The self-styled godman has, in his brief tenure, already claimed that he has saved the country from a missile attack through this tantric powers, informed host Salman Khan that he will use his powers to find the Bollywood star a “perfect wife”, boasted to Deepika Padukone about how he assaulted Elizabeth Hurley, forcibly held and threatened contestant Lopamudra Raut to keep her mouth shut about a secret of his, asked Gaurav Chopra to stay away from another female housemate as she was “characterless”, and even revealed that he will star in a Rs 100 crore biopic of himself. Phew.
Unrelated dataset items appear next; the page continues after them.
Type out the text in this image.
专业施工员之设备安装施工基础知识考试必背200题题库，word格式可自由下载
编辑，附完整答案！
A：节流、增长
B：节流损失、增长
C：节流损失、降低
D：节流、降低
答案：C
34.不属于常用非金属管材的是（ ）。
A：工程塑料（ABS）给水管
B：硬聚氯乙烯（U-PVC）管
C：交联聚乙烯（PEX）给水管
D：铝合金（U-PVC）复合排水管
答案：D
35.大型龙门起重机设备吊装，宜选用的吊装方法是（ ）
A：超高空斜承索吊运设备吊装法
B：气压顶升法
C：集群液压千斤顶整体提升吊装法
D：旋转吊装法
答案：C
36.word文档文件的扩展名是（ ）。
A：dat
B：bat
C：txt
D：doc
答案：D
There’s something unmistakably disturbing about the self-styled godman. Unlike, say, Bindra or Sawant, Omji rarely loses his cool. He delivers his barrage of misogynistic comments not in outbursts of anger (though even that is hardly forgivable), but in calm, methodical tones.

Omji has quite a personal history. He has assaulted a fellow female panellist on a television news debate, issued death threats to Delhi Chief Minister Arvind Kejriwal, and threatened an environmental activist for opposing Sri Sri Ravi Shankar’s World Cultural Festival. Not to mention having cases filed against him for theft and hoarding arms.

Omji and his fellow contestants. Courtesy Colors.

Considering that Omji has fought with almost every person inside the house, he has not even been nominated for eviction in the first two weeks. The reasons are tactical. Contestants seek to eliminate stronger competition. Omji, despite his transgressions, is not considered a serious competitor. The housemates have started treating him like the resident crank, to be laughed at but not taken seriously.

Except, that is dangerous. Granted that no one watches Bigg Boss to learn life lessons. People watch the show for the controversy, the sparring and the odd romantic spark. Conflict is a key driver, and in Omji, the tenth season has a trump card.

But Omji also brings to the controversial series a noxious cocktail of misogyny and religion. The contestants laugh off Omji’s extremely problematic assertions, and he shows no signs of turning over a new leaf. Having blatant sexism being thrown around on national television without any sort of checks is troubling, whichever way you see it. Let’s hope Omji gets nominated soon and makes an early exit. Because this is one entertainment device we could do without.